With rates sitting at an all-time low of 0.1%, Ian Johnson, chair of the Institute of Legal Finance & Management, said the prospect of negative rates was now realistic and banks may choose to pass on the cost to their customers.
The question then was whether law firms should in turn pass it on to their clients – and whether the Solicitors Regulation Authority (SRA) would allow them to.
He observed that the size of client account “doesn’t necessarily correlate to the size or financial stability of the firm that is holding that money, and we frequently see that it is the smaller firms that hold the larger amounts of client funds”.
Mr Johnson, who is also a director in the business advisory group of accountants Saffery Champness, said holding client money already had an impact on law firms through their indemnity insurance premiums and having to pay towards the SRA Compensation Fund.
“But this may have a more profound effect when every pound sitting to a client’s credit has a direct and proportional impact on their finances.
“Practices have been required to have clear interest policies in place for a number of years now, but they have up until now been based around paying a fair amount of interest to their clients, not the other way around.
“If rates became negative, we may see firms adopting a more ‘dynamic’ policy whereby the interest benefit or cost swings both ways.”
Mr Johnson predicted that the SRA would let firms recharge the cost: “I don’t think the SRA would put firms in the way of financial harm.”
He argued that this was the right approach – “law firms should not have to shoulder the costs” – but said they faced the problem of how they distribute them among clients.
He suggested firms would either increase their hourly rates marginally or introduce a fixed cost on a sliding scale, but said it had to be cost neutral to meet the requirement to treat clients fairly.
Mr Johnson urged firms to consider their position now. “If negative rates do come in, it’ll be costing them money by the minute. It also won’t be practical to go back and change your Ts&Cs retrospectively.”
He predicted that this situation would only make firms “more resistant” to holding onto client money.
“Firms shouldn’t be holding onto client money just for the convenience of their clients anyway, but they will look even more closely at the commercial arrangement they have with their client.
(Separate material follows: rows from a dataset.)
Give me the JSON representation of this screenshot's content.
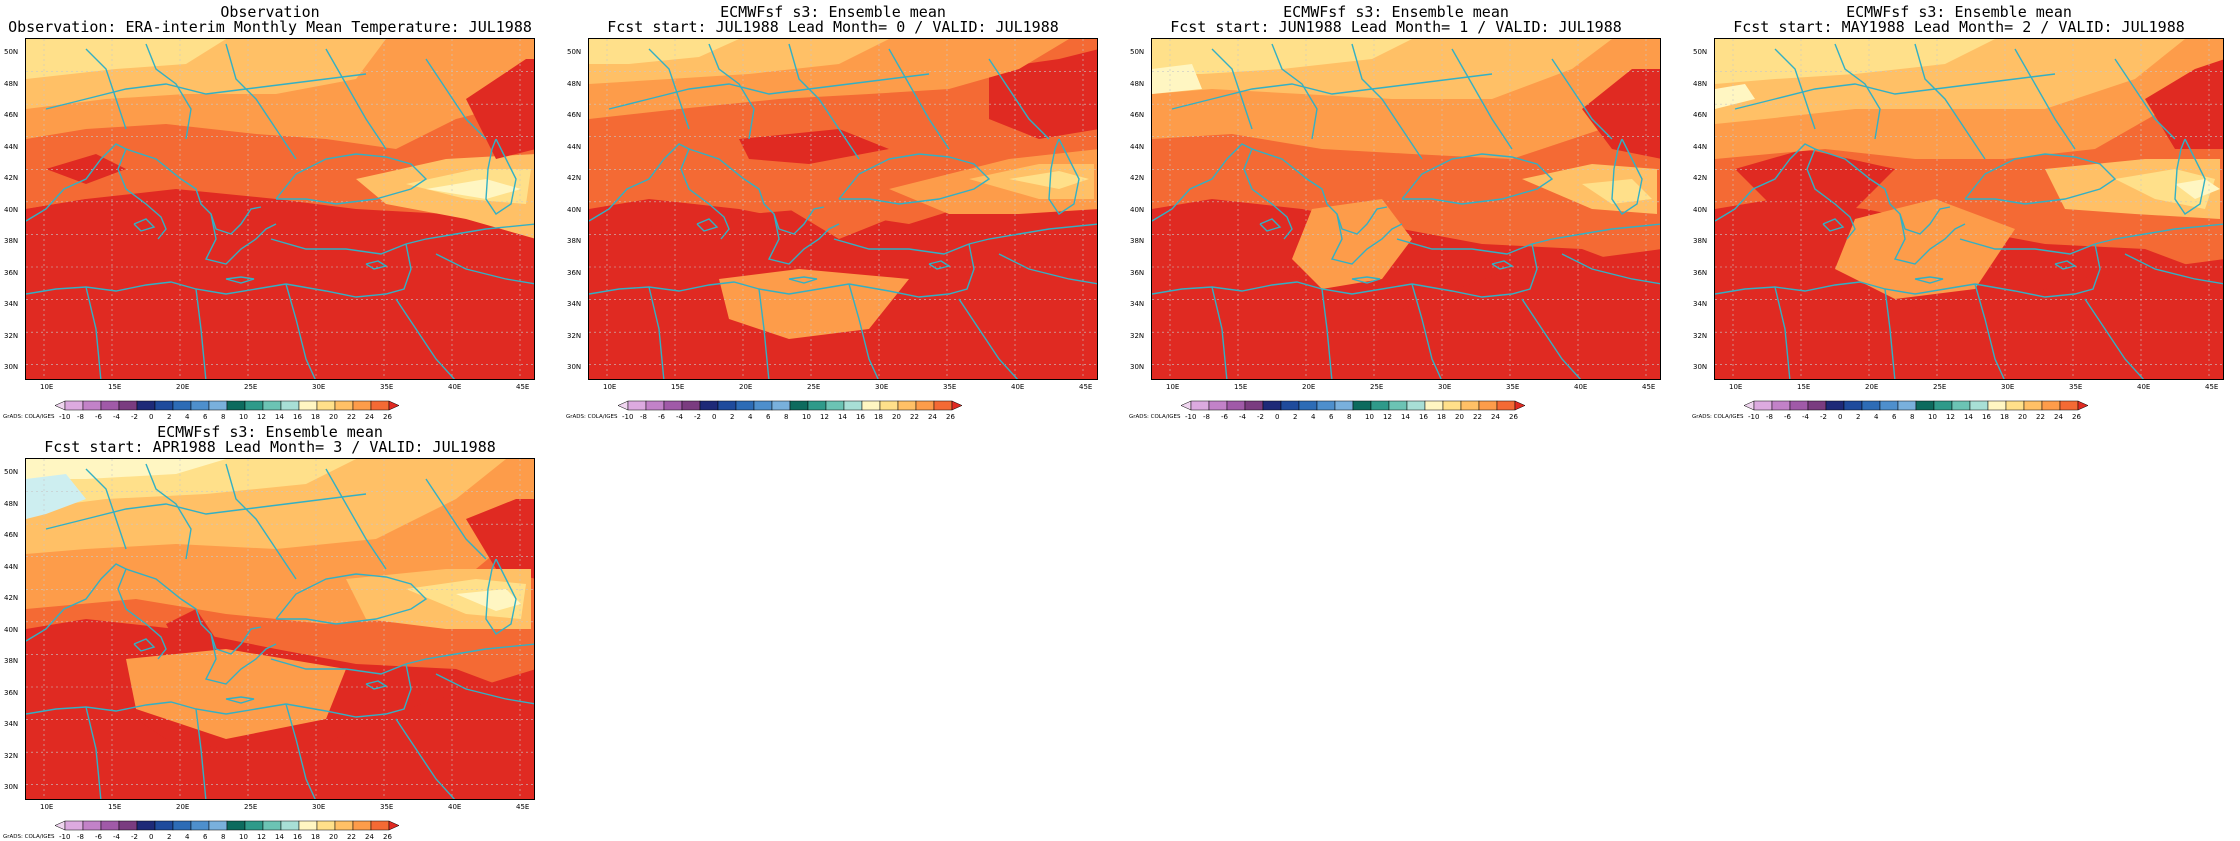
{
  "panels": [
    {
      "title1": "Observation",
      "title2": "Observation: ERA-interim Monthly Mean Temperature: JUL1988",
      "variant": 0
    },
    {
      "title1": "ECMWFsf s3: Ensemble mean",
      "title2": "Fcst start: JUL1988  Lead Month= 0 / VALID: JUL1988",
      "variant": 1
    },
    {
      "title1": "ECMWFsf s3: Ensemble mean",
      "title2": "Fcst start: JUN1988  Lead Month= 1 / VALID: JUL1988",
      "variant": 2
    },
    {
      "title1": "ECMWFsf s3: Ensemble mean",
      "title2": "Fcst start: MAY1988  Lead Month= 2 / VALID: JUL1988",
      "variant": 3
    },
    {
      "title1": "ECMWFsf s3: Ensemble mean",
      "title2": "Fcst start: APR1988  Lead Month= 3 / VALID: JUL1988",
      "variant": 4
    }
  ],
  "lat_labels": [
    "50N",
    "48N",
    "46N",
    "44N",
    "42N",
    "40N",
    "38N",
    "36N",
    "34N",
    "32N",
    "30N"
  ],
  "lon_labels": [
    "10E",
    "15E",
    "20E",
    "25E",
    "30E",
    "35E",
    "40E",
    "45E"
  ],
  "colorbar": {
    "ticks": [
      "-10",
      "-8",
      "-6",
      "-4",
      "-2",
      "0",
      "2",
      "4",
      "6",
      "8",
      "10",
      "12",
      "14",
      "16",
      "18",
      "20",
      "22",
      "24",
      "26"
    ],
    "colors": [
      "#f0d6f0",
      "#dcaae0",
      "#c282c8",
      "#a05aa8",
      "#7a3c80",
      "#1e2a78",
      "#1f4b9c",
      "#2d6cb6",
      "#4e8fcc",
      "#79b0dc",
      "#0d6b5e",
      "#2f9a8a",
      "#6cc3b4",
      "#a8dfd6",
      "#fff6c2",
      "#ffe08a",
      "#ffc066",
      "#fd9c4a",
      "#f46a34",
      "#e02a22"
    ],
    "credit": "GrADS: COLA/IGES"
  },
  "colors": {
    "coast": "#33b0c4",
    "frame": "#000000",
    "c18": "#fff6c2",
    "c20": "#ffe08a",
    "c22": "#ffc066",
    "c24": "#fd9c4a",
    "c26": "#f46a34",
    "c28": "#e02a22",
    "cold": "#cdeef0"
  }
}
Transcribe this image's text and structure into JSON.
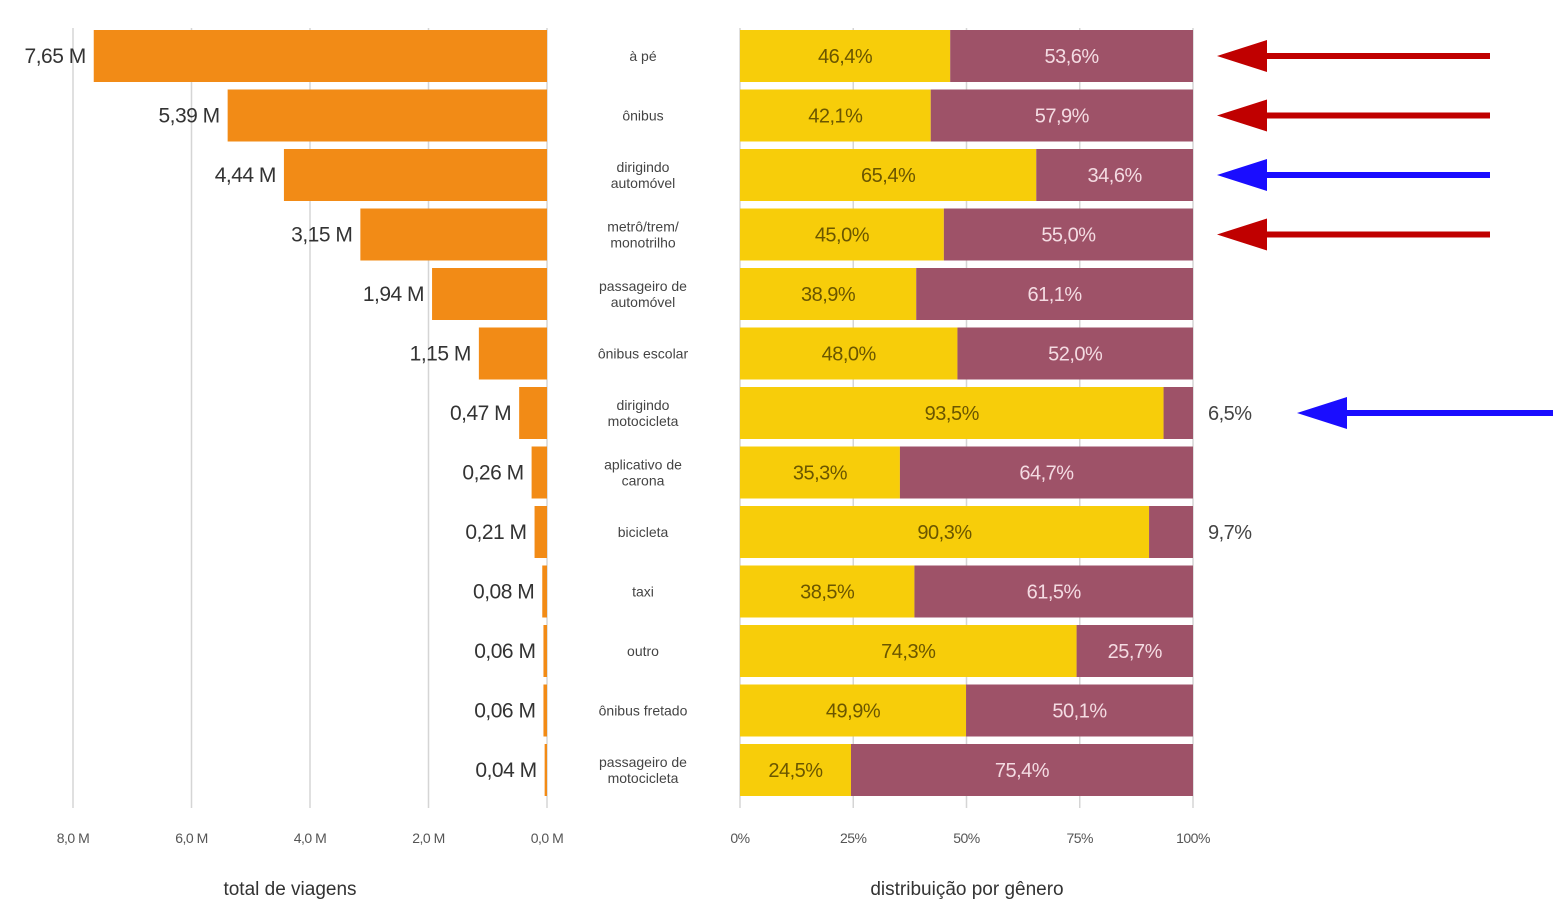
{
  "chart_data": [
    {
      "type": "bar",
      "orientation": "horizontal",
      "direction": "right-to-left",
      "title": "",
      "xlabel": "total de viagens",
      "xlim": [
        0,
        8
      ],
      "x_ticks": [
        "8,0 M",
        "6,0 M",
        "4,0 M",
        "2,0 M",
        "0,0 M"
      ],
      "grid": true,
      "color": "#f28b16",
      "categories": [
        "à pé",
        "ônibus",
        "dirigindo automóvel",
        "metrô/trem/ monotrilho",
        "passageiro de automóvel",
        "ônibus escolar",
        "dirigindo motocicleta",
        "aplicativo de carona",
        "bicicleta",
        "taxi",
        "outro",
        "ônibus fretado",
        "passageiro de motocicleta"
      ],
      "category_lines": [
        [
          "à pé"
        ],
        [
          "ônibus"
        ],
        [
          "dirigindo",
          "automóvel"
        ],
        [
          "metrô/trem/",
          "monotrilho"
        ],
        [
          "passageiro de",
          "automóvel"
        ],
        [
          "ônibus escolar"
        ],
        [
          "dirigindo",
          "motocicleta"
        ],
        [
          "aplicativo de",
          "carona"
        ],
        [
          "bicicleta"
        ],
        [
          "taxi"
        ],
        [
          "outro"
        ],
        [
          "ônibus fretado"
        ],
        [
          "passageiro de",
          "motocicleta"
        ]
      ],
      "values": [
        7.65,
        5.39,
        4.44,
        3.15,
        1.94,
        1.15,
        0.47,
        0.26,
        0.21,
        0.08,
        0.06,
        0.06,
        0.04
      ],
      "labels": [
        "7,65 M",
        "5,39 M",
        "4,44 M",
        "3,15 M",
        "1,94 M",
        "1,15 M",
        "0,47 M",
        "0,26 M",
        "0,21 M",
        "0,08 M",
        "0,06 M",
        "0,06 M",
        "0,04 M"
      ]
    },
    {
      "type": "bar",
      "orientation": "horizontal",
      "stacked": true,
      "title": "",
      "xlabel": "distribuição por gênero",
      "xlim": [
        0,
        100
      ],
      "x_ticks": [
        "0%",
        "25%",
        "50%",
        "75%",
        "100%"
      ],
      "grid": true,
      "series": [
        {
          "color": "#f7cd0a",
          "values": [
            46.4,
            42.1,
            65.4,
            45.0,
            38.9,
            48.0,
            93.5,
            35.3,
            90.3,
            38.5,
            74.3,
            49.9,
            24.5
          ],
          "labels": [
            "46,4%",
            "42,1%",
            "65,4%",
            "45,0%",
            "38,9%",
            "48,0%",
            "93,5%",
            "35,3%",
            "90,3%",
            "38,5%",
            "74,3%",
            "49,9%",
            "24,5%"
          ]
        },
        {
          "color": "#9e5268",
          "values": [
            53.6,
            57.9,
            34.6,
            55.0,
            61.1,
            52.0,
            6.5,
            64.7,
            9.7,
            61.5,
            25.7,
            50.1,
            75.4
          ],
          "labels": [
            "53,6%",
            "57,9%",
            "34,6%",
            "55,0%",
            "61,1%",
            "52,0%",
            "6,5%",
            "64,7%",
            "9,7%",
            "61,5%",
            "25,7%",
            "50,1%",
            "75,4%"
          ]
        }
      ]
    }
  ],
  "annotations": {
    "arrows": [
      {
        "row": 0,
        "color": "#c00000"
      },
      {
        "row": 1,
        "color": "#c00000"
      },
      {
        "row": 2,
        "color": "#1a0dff"
      },
      {
        "row": 3,
        "color": "#c00000"
      },
      {
        "row": 6,
        "color": "#1a0dff"
      }
    ]
  },
  "colors": {
    "grid": "#d5d5d5",
    "background": "#ffffff",
    "seg_text_yellow": "#6b5600",
    "seg_text_purple": "#f4dbe2"
  }
}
“It will be interesting to see what, if any, effect this change in appetite will have on the speed of transactions. Where client money becomes a hot potato that nobody wants to hold on to, will this have an unexpectedly positive impact on completion efficiencies and will we see firms taking an increasingly bullish approach in the final stages of a matter?
“Alternatively, firms may look beyond the traditional client account to other means of facilitating a deal, such as the use of third-party managed accounts.”
Mr Johnson said whether or not it was fair for banks to view a law firm’s client account in purely commercial terms was “a point for debate”, but he noted that “nobody took issue when rates were much more positive”.
An SRA spokesman said: “We are monitoring the situation and will look at any potential implications so we can provide guidance to the profession if required.”